Gulliver discovers Laputa,
the flying island
J.J. Granville
source Wikipedia

The next adventure includes the flying island of Laputa, which is a rather bizarre place.  The inhabitants are devotees of the arts of mathematics and music only, but not only fail to employ them for any benefit to society, they also, through self-deception, are blindly unable to recognize their failures.

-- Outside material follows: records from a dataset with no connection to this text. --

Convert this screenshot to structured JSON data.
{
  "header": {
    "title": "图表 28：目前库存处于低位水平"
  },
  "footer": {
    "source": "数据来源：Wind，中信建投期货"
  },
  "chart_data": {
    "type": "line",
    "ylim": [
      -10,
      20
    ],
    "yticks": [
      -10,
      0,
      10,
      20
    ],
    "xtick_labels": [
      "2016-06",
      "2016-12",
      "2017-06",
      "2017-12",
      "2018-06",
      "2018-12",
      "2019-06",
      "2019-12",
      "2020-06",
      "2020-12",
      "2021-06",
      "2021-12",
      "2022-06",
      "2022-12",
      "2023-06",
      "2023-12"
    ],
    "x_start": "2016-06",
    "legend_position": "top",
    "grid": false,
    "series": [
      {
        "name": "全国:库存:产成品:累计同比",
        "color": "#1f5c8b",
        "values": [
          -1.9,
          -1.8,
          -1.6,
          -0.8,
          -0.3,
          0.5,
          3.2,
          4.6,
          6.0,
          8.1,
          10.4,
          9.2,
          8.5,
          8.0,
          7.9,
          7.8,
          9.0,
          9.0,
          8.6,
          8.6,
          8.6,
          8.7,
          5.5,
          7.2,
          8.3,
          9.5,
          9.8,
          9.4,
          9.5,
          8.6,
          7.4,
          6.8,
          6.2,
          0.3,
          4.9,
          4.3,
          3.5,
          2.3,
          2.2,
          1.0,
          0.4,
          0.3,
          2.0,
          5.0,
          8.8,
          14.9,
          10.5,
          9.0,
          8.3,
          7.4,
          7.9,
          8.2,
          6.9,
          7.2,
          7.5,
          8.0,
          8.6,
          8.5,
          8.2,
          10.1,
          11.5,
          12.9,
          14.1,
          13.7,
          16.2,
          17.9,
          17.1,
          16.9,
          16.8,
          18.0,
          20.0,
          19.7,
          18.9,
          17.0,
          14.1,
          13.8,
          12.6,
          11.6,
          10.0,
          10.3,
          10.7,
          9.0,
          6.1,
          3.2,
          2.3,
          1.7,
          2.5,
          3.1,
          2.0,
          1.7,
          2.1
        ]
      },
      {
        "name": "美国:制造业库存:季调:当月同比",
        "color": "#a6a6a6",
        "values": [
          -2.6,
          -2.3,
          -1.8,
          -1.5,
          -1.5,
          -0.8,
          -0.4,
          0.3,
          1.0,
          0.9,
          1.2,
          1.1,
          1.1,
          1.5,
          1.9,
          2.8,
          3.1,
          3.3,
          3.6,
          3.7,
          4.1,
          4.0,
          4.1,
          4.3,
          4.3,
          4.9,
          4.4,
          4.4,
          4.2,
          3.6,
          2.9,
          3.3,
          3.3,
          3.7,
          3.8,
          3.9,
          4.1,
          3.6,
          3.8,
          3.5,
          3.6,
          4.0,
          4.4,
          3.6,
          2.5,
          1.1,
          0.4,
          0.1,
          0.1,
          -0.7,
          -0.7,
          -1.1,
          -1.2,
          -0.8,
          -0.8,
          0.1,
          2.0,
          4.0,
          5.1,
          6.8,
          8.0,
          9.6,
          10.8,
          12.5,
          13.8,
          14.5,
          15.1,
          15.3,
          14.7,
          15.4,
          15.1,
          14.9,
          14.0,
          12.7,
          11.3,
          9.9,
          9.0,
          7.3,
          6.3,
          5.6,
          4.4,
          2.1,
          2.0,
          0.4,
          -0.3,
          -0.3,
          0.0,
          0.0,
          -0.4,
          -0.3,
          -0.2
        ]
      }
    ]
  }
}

The land of the Houyhnhnms is Gulliver’s fourth and final stop, a land of wise and noble horses, but he also encounters a race called Yahoos, a race very much like himself yet more filthy, vulgar, bestial and stupid.  Although they at first recognize him as a Yahoo, the Houyhnhnms finally take to Gulliver, impressed with his cleanliness and ability to reason.  Yet in spite of the relational ties he makes in this land and his desire to remain among these highly civilized beasts, the horses foresee a danger in Gulliver’s presence and send him off in a boat.  When he arrive home, our protagonist is a changed man.  Disgusted with the “Yahoos” of his country, he is barely able to live in their company, finally choosing a rather secluded life.

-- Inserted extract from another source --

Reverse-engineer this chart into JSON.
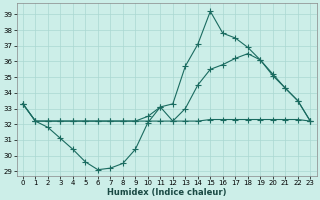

Gulliver taking final leave of
the Houyhnhnms (1769)
Sawrey Gilpin
source Wikipedia

Through Gulliver’s interaction with the Liliputans and the Brobdingnagans, Swift satirizes British politics.  The Liliputans are only concerned with petty and trivial problems, and in their self-aggrandization can only see themselves as governors of the whole world.  Yet while Liliput represents a small view of man, Brobdingnag represents a large one.  As in Liliput, Swift explores the contrasts between liberty and law, but now the situation is reversed as Gulliver is in miniature in a land of giants.  The island of Laputa is built upon philosophy and it’s inhabitants are seen as Swift’s critque of scientism, or that the only way to true knowledge is through scientific disciplines.  Only what can be seen and measured is taken into account, but, of course, this leaves no room to examine the soul.  The land of the Houyhnhnms is perhaps the most fascinating part of the voyages.  In this land the beasts are the civilized society and the Yahoos, who are human, are savages.  The Houyhnhnms live by reason and that reason, working within nature, give rise to their idyllic existence.  Gulliver believes that if he lives long enough with his friends, this virtue will rub off on him, but in fact the horses see his reason as imperfect and therefore he is more dangerous than a Yahoo who has no reason at all.  In reality, Gulliver is half-way between both species, halfway between pure passion and pure reason.

Apparently both Sir Walter Scott and William Thackeray were shocked and repulsed by Gulliver’s fourth voyage, yet there is still argument as to whether Swift’s work was a satire in the form of Horace, where he is only lightly satirizing Gulliver’s idealism, or the heavier satire of Juvenal, whereupon his writing is a vitriolic, sarcastic diatribe condemning the human race.  I’ll leave it to the reader to decide.  Yet perhaps Swift himself can shed light on his intentions:

“I have ever hated all Nations professions and Communityes and all my love is towards individualls for instance I hate the tribe of Lawyers, but I love Councellor such a one, and Judge such a one for so with Physicians (I will not speak of my own trade) Soldiers, English, Scotch, French; and the rest but principally I hate and detest that animal called man, although I hartily love John, Peter, Thomas and so forth.  This is the system upon which I have governed myself for many years (but do not tell) and so I shall go on until I have done with them I have got materials toward a treatise, proving the falsity of that definition animal rationale [rational animal], and to show it would be only rationis capax [capable of reason].  Upon this great foundation of Misanthropy (though not in Timon’s manner) The whole building of my Travells is erected.  And I will never have peace of mind until all honest men are of my Opinion.”

While I thought Swift’s satire brilliant, and his characterizations mostly just, I felt that he focused only on the negative aspects of human nature.  If Swift really saw the world only through a lense of disappointment, treachery, selfishness, and deceit, yet missed the integrity, loyalty, virtues and goodwill of the flip-side of human nature, that is truly a tragedy.